Cada colônia resulta, em princípio, da multiplicação de uma só bactéria, pelo que diferentes espécies/géneros apresentarão colónias diferentes. Na generalidade, estas diferenças são mais visíveis em meios selectivos.
1. Técnica de esgotamento por estrias: através de uma alça ou agulha de semeadura esgota-se o material por meio de estrias na superfície do meio.

2. Técnica da semeadura em superfície: o inóculo é espalhado na superfície do Agar com o auxílio de uma alça de vidro (alça de Drigalsky).
3. Método de pour-plate: uma suspensão de células é misturada com Agar fundido a 45º C, que se verte em uma placa de Petri. Quando o Agar se solidifica, as células são nele imobilizadas e crescem, formando colônias.
CULTIVO DE AERÓBIOS
Estes microrganismos requerem oxigênio para sua sobrevivência. Após a semeadura em placas ou tubos com meio de cultura, estes são mantidos em estufa a 37º C em presença de oxigênio do ar atmosférico. Sempre com as placas de petri no sentido invertido.
CULTIVO DE ANAERÓBIOS
Para o cultivo de microrganismos na ausência de oxigênio são utilizados meios reduzidos, que são meios de cultura com a adição de um agente redutor (ex.: tioglicolato de sódio), capaz de absorver o oxigênio ou gerar H2 e CO2.

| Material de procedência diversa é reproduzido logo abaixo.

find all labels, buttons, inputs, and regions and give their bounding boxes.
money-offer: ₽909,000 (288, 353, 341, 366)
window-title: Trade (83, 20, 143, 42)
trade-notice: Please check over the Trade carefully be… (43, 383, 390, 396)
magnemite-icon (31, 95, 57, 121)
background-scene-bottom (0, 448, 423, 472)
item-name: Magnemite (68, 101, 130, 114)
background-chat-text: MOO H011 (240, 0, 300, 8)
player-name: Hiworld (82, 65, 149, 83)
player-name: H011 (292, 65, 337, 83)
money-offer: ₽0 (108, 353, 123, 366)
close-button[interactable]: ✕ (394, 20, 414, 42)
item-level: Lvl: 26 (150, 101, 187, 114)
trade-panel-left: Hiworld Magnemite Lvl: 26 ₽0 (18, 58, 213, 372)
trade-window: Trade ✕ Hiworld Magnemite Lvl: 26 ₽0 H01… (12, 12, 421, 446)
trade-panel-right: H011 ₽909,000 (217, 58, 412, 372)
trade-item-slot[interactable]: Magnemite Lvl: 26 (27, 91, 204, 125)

Jarras de anaerobiose: os meios inoculados são colocados em uma jarra juntamente com um envelope que contém substâncias químicas que geram hidrogênio e dióxido de carbono, pode ser utilizado também uma vela acessa. Este sistema é inadequado para o cultivo de anaeróbios estritos.
QUANTIFICAÇÃO DA POPULAÇÃO MICROBIANA
Os métodos quantitativos mais comuns são aqueles que avaliam o número de células - UFC/mL – Unidade Formadora de Colônias por mL
Contagem celular microscópica ou eletrônica
Contagem em placa (diluição seriada da amostra, uso de alça calibrada ou membrana filtrante).
Conservação por um curto período (dias a meses):
Armazenagem à temperatura de refrigeradores (4º C a 10º C)
Repiques freqüentes
Conservação por longos períodos:
Nitrogênio líquido a -196º C
Freezers a -70º C/ -120º C
Liofilização as amostras são congeladas, desidratadas e fechadas à vácuo, o que possibilita a viabilidade das culturas por muitos anos.